Un contrat de mobilier urbain est-il un marché ou une concession ? Un contrat d’émission et distribution de titres restaurant est-il un marché ou une concession ? Dans ces types de montage, le doute de l’acheteur persiste toujours.
Le code de la commande publique trace désormais la frontière entre les deux figures contractuelles à partir du critère de la rémunération du cocontractant.
En effet, si tous les contrats de la commande publique ont pour point commun d’être onéreux, les marchés publics sont conclus en contrepartie d’un prix « ou de tout équivalent » tel qu’un abandon de recettes certaines[1] (Art. L. 1111-1 du code de la commande publique), là où les concessions sont conclues en contrepartie du droit d’exploiter un ouvrage ou un service, sans exclure un complément sous forme de prix, dès lors qu’est transféré le risque lié à cette exploitation (Art. L. 1121-1 du même code).
Si cette frontière parait floue a priori, et les jurisprudences parfois contradictoires, il convient en réalité de décomposer le critère financier de la concession en deux points successifs. Existe-t-il en fait un risque d’exploitation ? Et ce risque est-il effectivement « transféré » au prestataire, en contrepartie du droit d’exploiter le service ou l’ouvrage ?
La réponse à la première question suppose de vérifier que l’exploitant n’est pas confronté à ce qu’il est convenu d’appeler une clientèle captive. Il en va ainsi des usagers du bus scolaire (CE, 7 novembre 2008, Département de la Vendée, n° 291794), où lorsque les usagers d’une cantine sont majoritairement les enfants des centres aérés et écoles avoisinants et les personnes âgées des maisons de retraite alentours (CE, 5 juin 2009, Sté Avenance Enseignement et Santé, n° 298641).
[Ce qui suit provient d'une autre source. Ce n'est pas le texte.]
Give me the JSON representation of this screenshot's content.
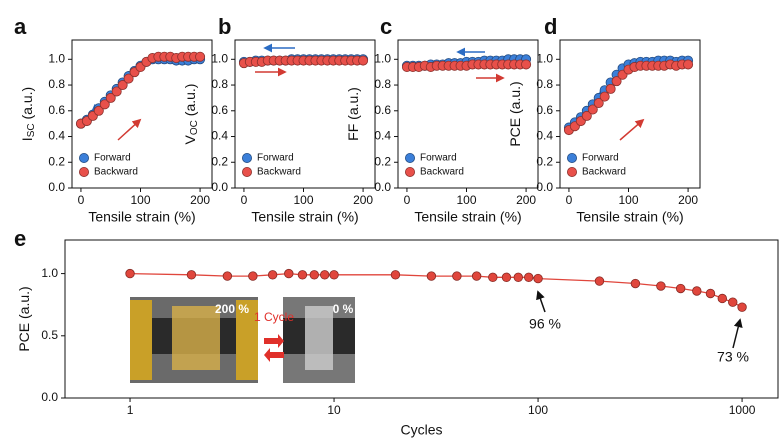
{
  "chart_data": [
    {
      "type": "scatter",
      "panel_label": "a",
      "xlabel": "Tensile strain (%)",
      "ylabel": [
        "I",
        "SC",
        " (a.u.)"
      ],
      "xlim": [
        -15,
        220
      ],
      "xticks": [
        0,
        100,
        200
      ],
      "ylim": [
        0,
        1.15
      ],
      "yticks": [
        {
          "value": 0,
          "label": "0.0"
        },
        0.2,
        0.4,
        0.6,
        0.8,
        {
          "value": 1,
          "label": "1.0"
        }
      ],
      "x": [
        0,
        10,
        20,
        30,
        40,
        50,
        60,
        70,
        80,
        90,
        100,
        110,
        120,
        130,
        140,
        150,
        160,
        170,
        180,
        190,
        200
      ],
      "series": [
        {
          "name": "Forward",
          "color": "#3b7fd9",
          "values": [
            0.5,
            0.53,
            0.57,
            0.62,
            0.67,
            0.72,
            0.77,
            0.82,
            0.87,
            0.91,
            0.95,
            0.98,
            1.0,
            1.0,
            1.0,
            1.0,
            0.99,
            0.99,
            0.99,
            1.0,
            1.0
          ]
        },
        {
          "name": "Backward",
          "color": "#e8504a",
          "values": [
            0.5,
            0.52,
            0.56,
            0.6,
            0.65,
            0.7,
            0.75,
            0.8,
            0.85,
            0.9,
            0.94,
            0.98,
            1.01,
            1.02,
            1.02,
            1.02,
            1.01,
            1.02,
            1.02,
            1.02,
            1.02
          ]
        }
      ]
    },
    {
      "type": "scatter",
      "panel_label": "b",
      "xlabel": "Tensile strain (%)",
      "ylabel": [
        "V",
        "OC",
        " (a.u.)"
      ],
      "xlim": [
        -15,
        220
      ],
      "xticks": [
        0,
        100,
        200
      ],
      "ylim": [
        0,
        1.15
      ],
      "yticks": [
        {
          "value": 0,
          "label": "0.0"
        },
        0.2,
        0.4,
        0.6,
        0.8,
        {
          "value": 1,
          "label": "1.0"
        }
      ],
      "x": [
        0,
        10,
        20,
        30,
        40,
        50,
        60,
        70,
        80,
        90,
        100,
        110,
        120,
        130,
        140,
        150,
        160,
        170,
        180,
        190,
        200
      ],
      "series": [
        {
          "name": "Forward",
          "color": "#3b7fd9",
          "values": [
            0.98,
            0.98,
            0.99,
            0.99,
            0.99,
            0.99,
            0.99,
            0.99,
            1.0,
            1.0,
            1.0,
            1.0,
            1.0,
            1.0,
            1.0,
            1.0,
            1.0,
            1.0,
            1.0,
            1.0,
            1.0
          ]
        },
        {
          "name": "Backward",
          "color": "#e8504a",
          "values": [
            0.97,
            0.98,
            0.98,
            0.98,
            0.99,
            0.99,
            0.99,
            0.99,
            0.99,
            0.99,
            0.99,
            0.99,
            0.99,
            0.99,
            0.99,
            0.99,
            0.99,
            0.99,
            0.99,
            0.99,
            0.99
          ]
        }
      ]
    },
    {
      "type": "scatter",
      "panel_label": "c",
      "xlabel": "Tensile strain (%)",
      "ylabel": [
        "FF (a.u.)"
      ],
      "xlim": [
        -15,
        220
      ],
      "xticks": [
        0,
        100,
        200
      ],
      "ylim": [
        0,
        1.15
      ],
      "yticks": [
        {
          "value": 0,
          "label": "0.0"
        },
        0.2,
        0.4,
        0.6,
        0.8,
        {
          "value": 1,
          "label": "1.0"
        }
      ],
      "x": [
        0,
        10,
        20,
        30,
        40,
        50,
        60,
        70,
        80,
        90,
        100,
        110,
        120,
        130,
        140,
        150,
        160,
        170,
        180,
        190,
        200
      ],
      "series": [
        {
          "name": "Forward",
          "color": "#3b7fd9",
          "values": [
            0.95,
            0.95,
            0.95,
            0.95,
            0.96,
            0.96,
            0.96,
            0.97,
            0.97,
            0.97,
            0.98,
            0.98,
            0.98,
            0.99,
            0.99,
            0.99,
            0.99,
            1.0,
            1.0,
            1.0,
            1.0
          ]
        },
        {
          "name": "Backward",
          "color": "#e8504a",
          "values": [
            0.94,
            0.94,
            0.94,
            0.95,
            0.94,
            0.95,
            0.95,
            0.95,
            0.95,
            0.95,
            0.95,
            0.96,
            0.96,
            0.96,
            0.96,
            0.96,
            0.96,
            0.96,
            0.96,
            0.96,
            0.96
          ]
        }
      ]
    },
    {
      "type": "scatter",
      "panel_label": "d",
      "xlabel": "Tensile strain (%)",
      "ylabel": [
        "PCE (a.u.)"
      ],
      "xlim": [
        -15,
        220
      ],
      "xticks": [
        0,
        100,
        200
      ],
      "ylim": [
        0,
        1.15
      ],
      "yticks": [
        {
          "value": 0,
          "label": "0.0"
        },
        0.2,
        0.4,
        0.6,
        0.8,
        {
          "value": 1,
          "label": "1.0"
        }
      ],
      "x": [
        0,
        10,
        20,
        30,
        40,
        50,
        60,
        70,
        80,
        90,
        100,
        110,
        120,
        130,
        140,
        150,
        160,
        170,
        180,
        190,
        200
      ],
      "series": [
        {
          "name": "Forward",
          "color": "#3b7fd9",
          "values": [
            0.47,
            0.51,
            0.55,
            0.6,
            0.65,
            0.7,
            0.76,
            0.82,
            0.88,
            0.93,
            0.96,
            0.97,
            0.98,
            0.98,
            0.98,
            0.99,
            0.99,
            0.99,
            0.98,
            0.99,
            0.99
          ]
        },
        {
          "name": "Backward",
          "color": "#e8504a",
          "values": [
            0.45,
            0.48,
            0.52,
            0.56,
            0.61,
            0.66,
            0.71,
            0.77,
            0.83,
            0.88,
            0.92,
            0.94,
            0.95,
            0.95,
            0.95,
            0.95,
            0.95,
            0.96,
            0.95,
            0.96,
            0.96
          ]
        }
      ]
    },
    {
      "type": "line",
      "panel_label": "e",
      "xlabel": "Cycles",
      "ylabel": [
        "PCE (a.u.)"
      ],
      "log_x": true,
      "xlim": [
        0.48,
        1500
      ],
      "xticks": [
        1,
        10,
        100,
        1000
      ],
      "ylim": [
        0,
        1.27
      ],
      "yticks": [
        {
          "value": 0,
          "label": "0.0"
        },
        0.5,
        {
          "value": 1,
          "label": "1.0"
        }
      ],
      "x": [
        1,
        2,
        3,
        4,
        5,
        6,
        7,
        8,
        9,
        10,
        20,
        30,
        40,
        50,
        60,
        70,
        80,
        90,
        100,
        200,
        300,
        400,
        500,
        600,
        700,
        800,
        900,
        1000
      ],
      "color": "#e0463c",
      "values": [
        1.0,
        0.99,
        0.98,
        0.98,
        0.99,
        1.0,
        0.99,
        0.99,
        0.99,
        0.99,
        0.99,
        0.98,
        0.98,
        0.98,
        0.97,
        0.97,
        0.97,
        0.97,
        0.96,
        0.94,
        0.92,
        0.9,
        0.88,
        0.86,
        0.84,
        0.8,
        0.77,
        0.73
      ],
      "annotations": [
        "96 %",
        "73 %"
      ],
      "inset_labels": [
        "200 %",
        "1 Cycle",
        "0 %"
      ]
    }
  ]
}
Dans toutes ces hypothèses, la qualification de marché sera retenue faute d’existence-même du risque d’exploitation. « Le risque d’exploitation est constitué par le fait de ne pas être assuré d’amortir les investissements ou les coûts liés à l’exploitation du service » (CE, 7ème – 2ème chambres réunies, 4 mars 2021, Département de la Loire c. Société Edenred, n°438859).
La Cour de justice a eu l’occasion de rappeler à plusieurs reprises que le risque d’exploitation n’a pas besoin d’être important, du moment qu’il existe et qu’il est bien transféré, autrement dit que le concessionnaire prend à sa charge une part significative de ce risque, fusse-t-il limité (CJCE, 10 septembre 2009, Eurawasser). Le Conseil d’État s’en écarte par le verbe mais la rejoint par l’esprit en jugeant qu’il y a concession si la rémunération globale est susceptible d’être inférieure aux dépenses d’exploitation (CE, 19 novembre 2010, Dingreville, n° 320169).
Ce qui pose la question du transfert du risque, laquelle ne se résumera donc pas à vérifier si le pouvoir adjudicateur paie ou non un prix. Le paiement par la personne publique d’une somme fonction des résultats n’écarte pas le risque d’exploitation mais le souligne au contraire (CE, 20 octobre 2006, Cne d’Andeville, n° 289234). De même qu’à l’inverse, la perception de recettes sur la tête des tiers n’exclut pas la qualification de marché si ces recettes ne sont pas indexées sur les résultats de l’exploitation. Enfin, la rémunération mixte qui laisse une place majoritaire à la rémunération fixe, même jusqu’à 70%, n’exclut pas la qualification de concession si la part de rémunération indexée sur les résultats fait subsister le risque de déficit d’exploitation (CE, 30 juin 1999, SMITOM, n° 198147).
En application de cette logique, ont été qualifiés de marchés publics les contrats de mobiliers urbain (CE Ass., 4 novembre 2005, société Jean-Claude Decaux, n° 247298) et de tickets restaurant (Société Edenred, précité), parfois à l’encontre de la qualification postulée par le pouvoir adjudicateur. Or les conséquences d’une erreur peuvent être particulièrement graves pour lui, puisque le juge estime notamment que le non-respect de formalités applicables aux marchés (publicité « pleine » des critères et avis d’attribution) constitue non seulement un vice particulièrement grave justifiant sa résiliation, mais également une faute en lien direct avec le préjudice né pour le titulaire de cette résiliation judiciaire… (CE, 2 février 2024, SOGECCIR, n° 471318).
[1] Les recettes abandonnées doivent néanmoins présenter un caractère certain, ainsi des redevances domaniales par exemple, car l’abandon de recettes incertaines relève bien de la logique concessive : CE 14 novembre 2014 SMEAG c/ société Aventure Land, req. n° 373156.